Graduated Neutral Density (GND) Filter

Graduated ND filter is more or less like ND filter. The only difference is that the light transmission capabilities of the filters gradually varies from one end of the filter to the other. They are particularly useful during sunset where the light above the horizon is partially blocked, but the light below the horizon is allowed to pass.

Variable Neutral Density (VND) Filter

Variable ND filter is the same as a ND filter in terms of functionality but the main difference is that in a variable ND filter, the light transmission capabilities can be changed by rotating the front ring of the filter. It is more versatile than the ND filter as it is a single filter that can replace multiple ND filters with different ratings. It is to be noted that there can be significant colour balance shift with variable ND filters. I personally do not prefer using them.

Close-up Filter

Close-up filters are very similar to magnifying glasses. They act as a magnifier and are also capable of reducing the minimum focusing distance. These filters are mainly used for macro photography.

IR Pass Filter

IR pass filters or IR filters blocks the light from the visible range and lets the infra red waves pass through it. A 720nm IR filters blocks all light waves below 720nm and a 950nm IR filter blocks all wavelengths below 950nm. They can be used with any cameras, but for best results, use the IR filter with a full spectrum modified camera. These lens filters can produce dreamy surreal images.

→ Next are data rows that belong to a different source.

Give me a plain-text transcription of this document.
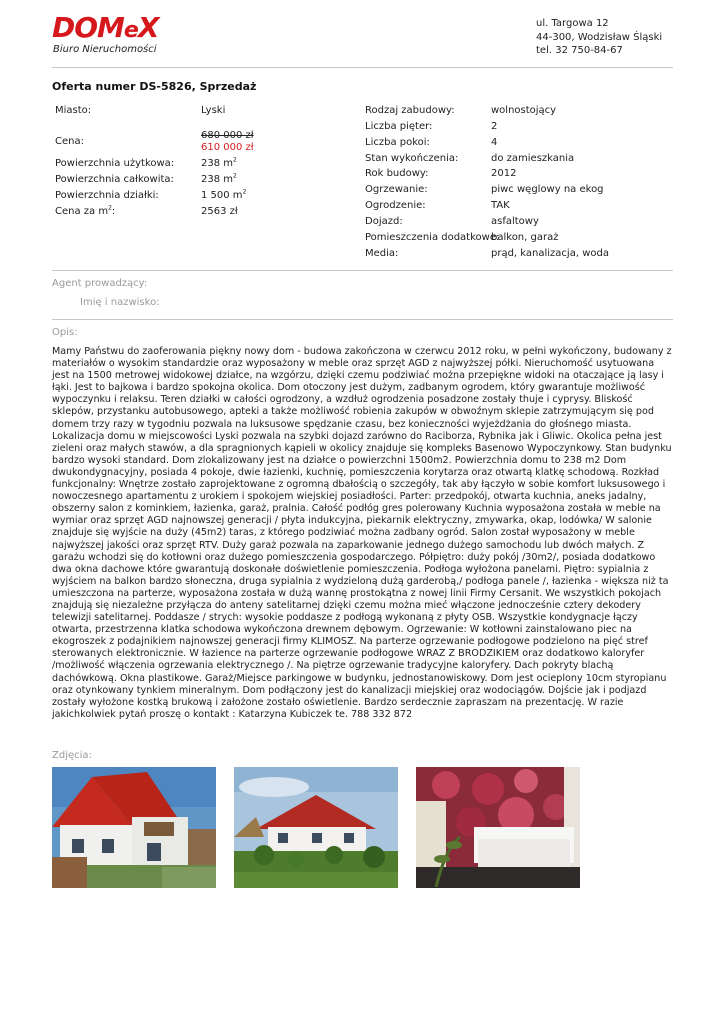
DOMeX
Biuro Nieruchomości
ul. Targowa 12
44-300, Wodzisław Śląski
tel. 32 750-84-67
Oferta numer DS-5826, Sprzedaż
Miasto:	Lyski
Cena:
680 000 zł
610 000 zł
Powierzchnia użytkowa:	238 $m^2$
Powierzchnia całkowita:	238 $m^2$
Powierzchnia działki:	1 500 $m^2$
Cena za $m^2$:	2563 zł
Rodzaj zabudowy:	wolnostojący
Liczba pięter:	2
Liczba pokoi:	4
Stan wykończenia:	do zamieszkania
Rok budowy:	2012
Ogrzewanie:	piwc węglowy na ekog
Ogrodzenie:	TAK
Dojazd:	asfaltowy
Pomieszczenia dodatkowe:
balkon, garaż
Media:	prąd, kanalizacja, woda
Agent prowadzący:
Imię i nazwisko:
Opis:
Mamy Państwu do zaoferowania piękny nowy dom - budowa zakończona w czerwcu 2012 roku, w pełni wykończony, budowany z materiałów o wysokim standardzie oraz wyposażony w meble oraz sprzęt AGD z najwyższej półki. Nieruchomość usytuowana jest na 1500 metrowej widokowej działce, na wzgórzu, dzięki czemu podziwiać można przepiękne widoki na otaczające ją lasy i łąki. Jest to bajkowa i bardzo spokojna okolica. Dom otoczony jest dużym, zadbanym ogrodem, który gwarantuje możliwość wypoczynku i relaksu. Teren działki w całości ogrodzony, a wzdłuż ogrodzenia posadzone zostały thuje i cyprysy. Bliskość sklepów, przystanku autobusowego, apteki a także możliwość robienia zakupów w obwoźnym sklepie zatrzymującym się pod domem trzy razy w tygodniu pozwala na luksusowe spędzanie czasu, bez konieczności wyjeżdżania do głośnego miasta. Lokalizacja domu w miejscowości Lyski pozwala na szybki dojazd zarówno do Raciborza, Rybnika jak i Gliwic. Okolica pełna jest zieleni oraz małych stawów, a dla spragnionych kąpieli w okolicy znajduje się kompleks Basenowo Wypoczynkowy. Stan budynku bardzo wysoki standard. Dom zlokalizowany jest na działce o powierzchni 1500m2. Powierzchnia domu to 238 m2 Dom dwukondygnacyjny, posiada 4 pokoje, dwie łazienki, kuchnię, pomieszczenia korytarza oraz otwartą klatkę schodową. Rozkład funkcjonalny: Wnętrze zostało zaprojektowane z ogromną dbałością o szczegóły, tak aby łączyło w sobie komfort luksusowego i nowoczesnego apartamentu z urokiem i spokojem wiejskiej posiadłości. Parter: przedpokój, otwarta kuchnia, aneks jadalny, obszerny salon z kominkiem, łazienka, garaż, pralnia. Całość podłóg gres polerowany Kuchnia wyposażona została w meble na wymiar oraz sprzęt AGD najnowszej generacji / płyta indukcyjna, piekarnik elektryczny, zmywarka, okap, lodówka/ W salonie znajduje się wyjście na duży (45m2) taras, z którego podziwiać można zadbany ogród. Salon został wyposażony w meble najwyższej jakości oraz sprzęt RTV. Duży garaż pozwala na zaparkowanie jednego dużego samochodu lub dwóch małych. Z garażu wchodzi się do kotłowni oraz dużego pomieszczenia gospodarczego. Półpiętro: duży pokój /30m2/, posiada dodatkowo dwa okna dachowe które gwarantują doskonałe doświetlenie pomieszczenia. Podłoga wyłożona panelami. Piętro: sypialnia z wyjściem na balkon bardzo słoneczna, druga sypialnia z wydzieloną dużą garderobą,/ podłoga panele /, łazienka - większa niż ta umieszczona na parterze, wyposażona została w dużą wannę prostokątna z nowej linii Firmy Cersanit. We wszystkich pokojach znajdują się niezależne przyłącza do anteny satelitarnej dzięki czemu można mieć włączone jednocześnie cztery dekodery telewizji satelitarnej. Poddasze / strych: wysokie poddasze z podłogą wykonaną z płyty OSB. Wszystkie kondygnacje łączy otwarta, przestrzenna klatka schodowa wykończona drewnem dębowym. Ogrzewanie: W kotłowni zainstalowano piec na ekogroszek z podajnikiem najnowszej generacji firmy KLIMOSZ. Na parterze ogrzewanie podłogowe podzielono na pięć stref sterowanych elektronicznie. W łazience na parterze ogrzewanie podłogowe WRAZ Z BRODZIKIEM oraz dodatkowo kaloryfer /możliwość włączenia ogrzewania elektrycznego /. Na piętrze ogrzewanie tradycyjne kaloryfery. Dach pokryty blachą dachówkową. Okna plastikowe. Garaż/Miejsce parkingowe w budynku, jednostanowiskowy. Dom jest ocieplony 10cm styropianu oraz otynkowany tynkiem mineralnym. Dom podłączony jest do kanalizacji miejskiej oraz wodociągów. Dojście jak i podjazd zostały wyłożone kostką brukową i założone zostało oświetlenie. Bardzo serdecznie zapraszam na prezentację. W razie jakichkolwiek pytań proszę o kontakt : Katarzyna Kubiczek te. 788 332 872
Zdjęcia:
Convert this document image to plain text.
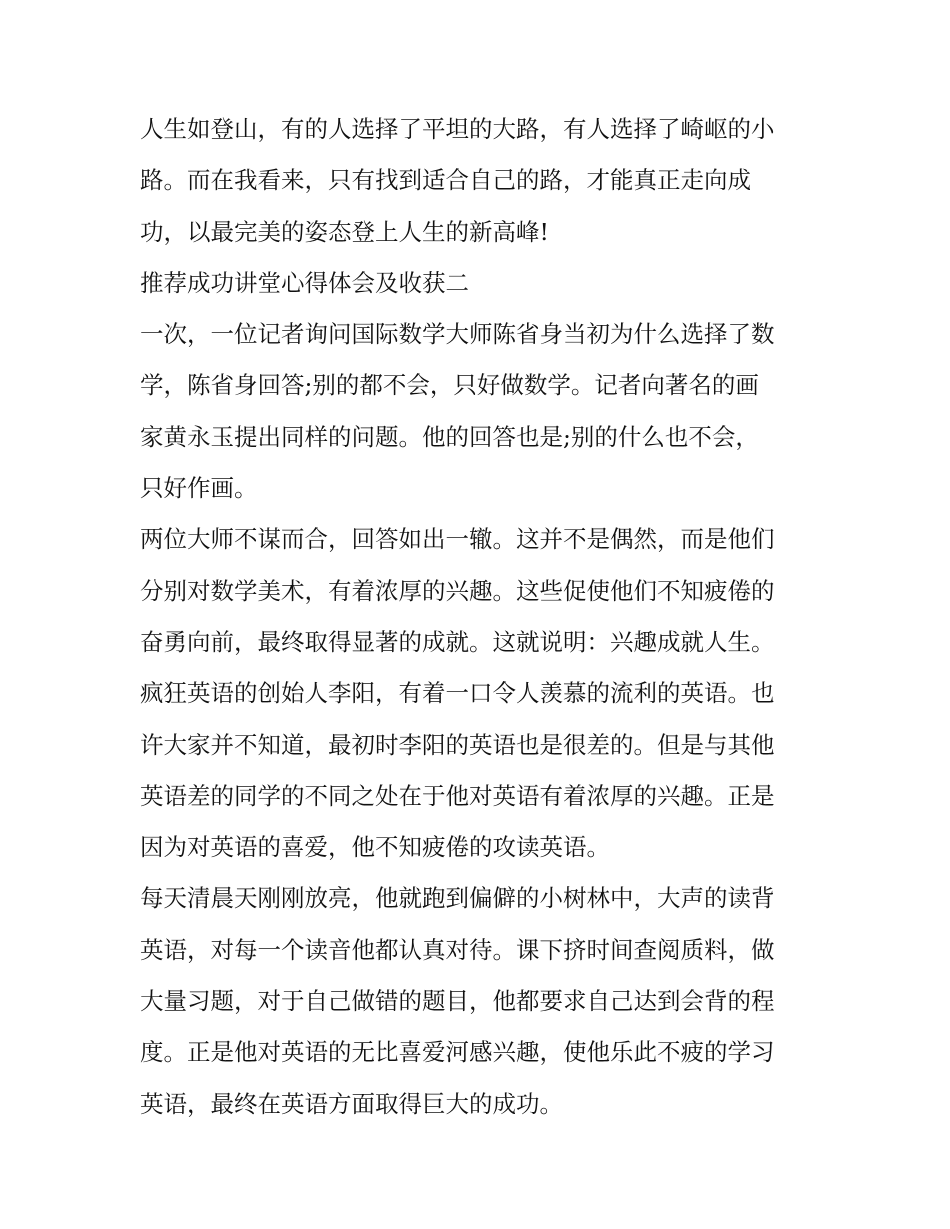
人生如登山，有的人选择了平坦的大路，有人选择了崎岖的小
路。而在我看来，只有找到适合自己的路，才能真正走向成
功，以最完美的姿态登上人生的新高峰!
推荐成功讲堂心得体会及收获二
一次，一位记者询问国际数学大师陈省身当初为什么选择了数
学，陈省身回答;别的都不会，只好做数学。记者向著名的画
家黄永玉提出同样的问题。他的回答也是;别的什么也不会，
只好作画。
两位大师不谋而合，回答如出一辙。这并不是偶然，而是他们
分别对数学美术，有着浓厚的兴趣。这些促使他们不知疲倦的
奋勇向前，最终取得显著的成就。这就说明：兴趣成就人生。
疯狂英语的创始人李阳，有着一口令人羡慕的流利的英语。也
许大家并不知道，最初时李阳的英语也是很差的。但是与其他
英语差的同学的不同之处在于他对英语有着浓厚的兴趣。正是
因为对英语的喜爱，他不知疲倦的攻读英语。
每天清晨天刚刚放亮，他就跑到偏僻的小树林中，大声的读背
英语，对每一个读音他都认真对待。课下挤时间查阅质料，做
大量习题，对于自己做错的题目，他都要求自己达到会背的程
度。正是他对英语的无比喜爱河感兴趣，使他乐此不疲的学习
英语，最终在英语方面取得巨大的成功。
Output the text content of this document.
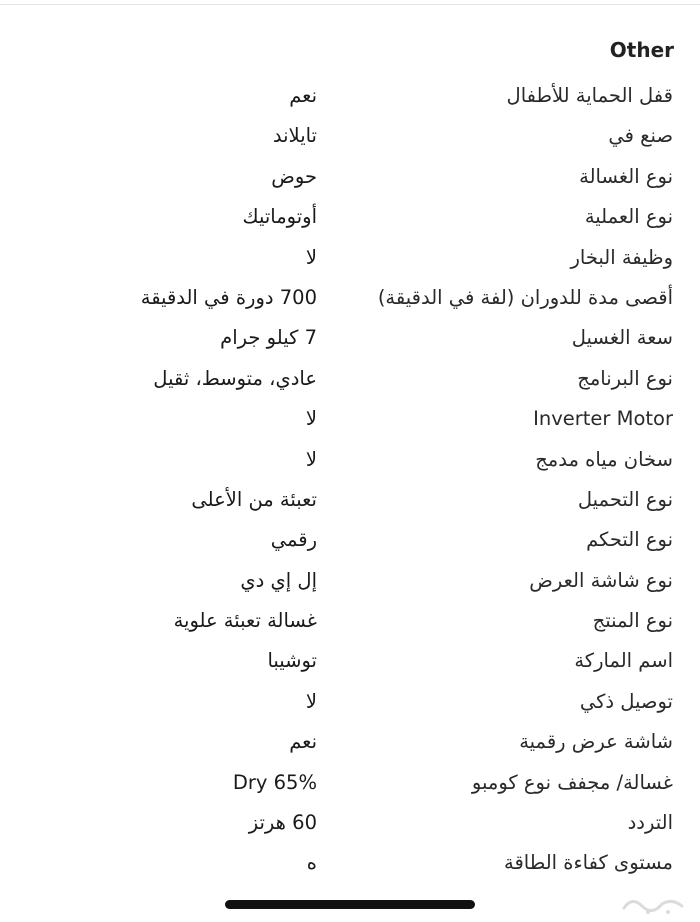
Other
قفل الحماية للأطفال
نعم
صنع في
تايلاند
نوع الغسالة
حوض
نوع العملية
أوتوماتيك
وظيفة البخار
لا
أقصى مدة للدوران (لفة في الدقيقة)
700 دورة في الدقيقة
سعة الغسيل
7 كيلو جرام
نوع البرنامج
عادي، متوسط، ثقيل
Inverter Motor
لا
سخان مياه مدمج
لا
نوع التحميل
تعبئة من الأعلى
نوع التحكم
رقمي
نوع شاشة العرض
إل إي دي
نوع المنتج
غسالة تعبئة علوية
اسم الماركة
توشيبا
توصيل ذكي
لا
شاشة عرض رقمية
نعم
غسالة/ مجفف نوع كومبو
Dry 65%
التردد
60 هرتز
مستوى كفاءة الطاقة
ه
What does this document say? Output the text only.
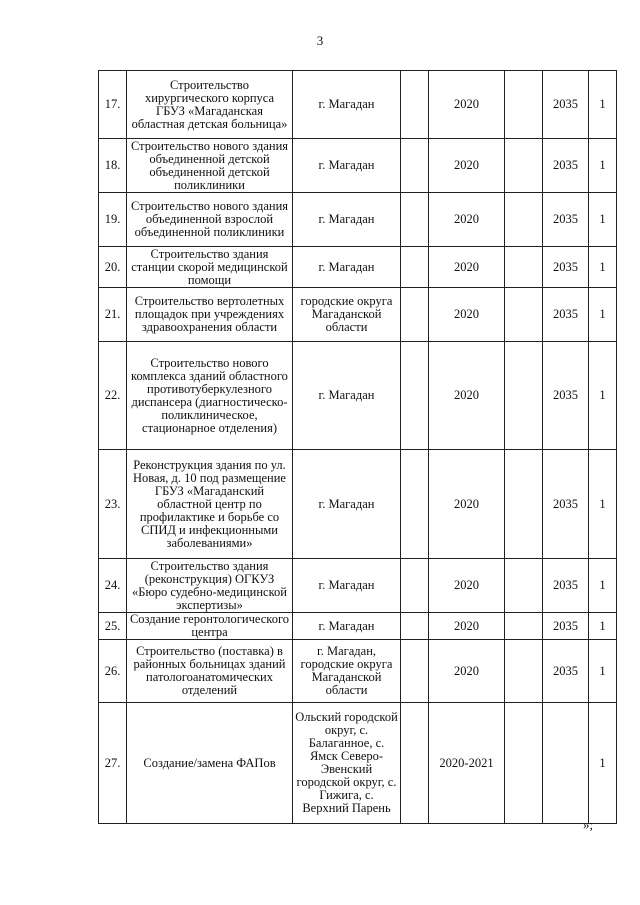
3
17.	Строительство хирургического корпуса ГБУЗ «Магаданская областная детская больница»	г. Магадан		2020		2035	1
18.	Строительство нового здания объединенной детской объединенной детской поликлиники	г. Магадан		2020		2035	1
19.	Строительство нового здания объединенной взрослой объединенной поликлиники	г. Магадан		2020		2035	1
20.	Строительство здания станции скорой медицинской помощи	г. Магадан		2020		2035	1
21.	Строительство вертолетных площадок при учреждениях здравоохранения области	городские округа Магаданской области		2020		2035	1
22.	Строительство нового комплекса зданий областного противотуберкулезного диспансера (диагностическо-поликлиническое, стационарное отделения)	г. Магадан		2020		2035	1
23.	Реконструкция здания по ул. Новая, д. 10 под размещение ГБУЗ «Магаданский областной центр по профилактике и борьбе со СПИД и инфекционными заболеваниями»	г. Магадан		2020		2035	1
24.	Строительство здания (реконструкция) ОГКУЗ «Бюро судебно-медицинской экспертизы»	г. Магадан		2020		2035	1
25.	Создание геронтологического центра	г. Магадан		2020		2035	1
26.	Строительство (поставка) в районных больницах зданий патологоанатомических отделений	г. Магадан, городские округа Магаданской области		2020		2035	1
27.	Создание/замена ФАПов	Ольский городской округ, с. Балаганное, с. Ямск Северо-Эвенский городской округ, с. Гижига, с. Верхний Парень		2020-2021			1
»;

Cokin P series P007 720nm IR Filter
Cokin P series 720nm (IR) Infra-red filter

Ultra High Contrast (UHC) Filter

As the name suggests, UHC filters offer superb contrast and are mainly used for astro-photography. In case you are wondering, astro-photography is the photography that involves photographing the astronomical bodies like planets, galaxies, nebulae etc.

Light Pollution Filter

Light pollution filters try to reduce the light pollution typically found in urban environments. These lights are mostly used during photographing the night sky. The effectiveness of this filter is debatable, however, I personally believe from my experience that the expensive ones make slight difference.

Special Effects Filter

Special effects lens filters are not very widely used these days since a lot of things can be done in post processing of the photograph. These filters can add various artistic effects to the photograph. For example star effects filters add a star-like effect on the lights in the photograph. Other filters like warming filter and cooling filter can change the temperature of the photo by adding a warm tone or cool tone respectively. There are many other special effects filter, but I am not going through all of them as they are not important in this generation of digital photos. If you are interested, you can google it and get an idea of different special effects filter.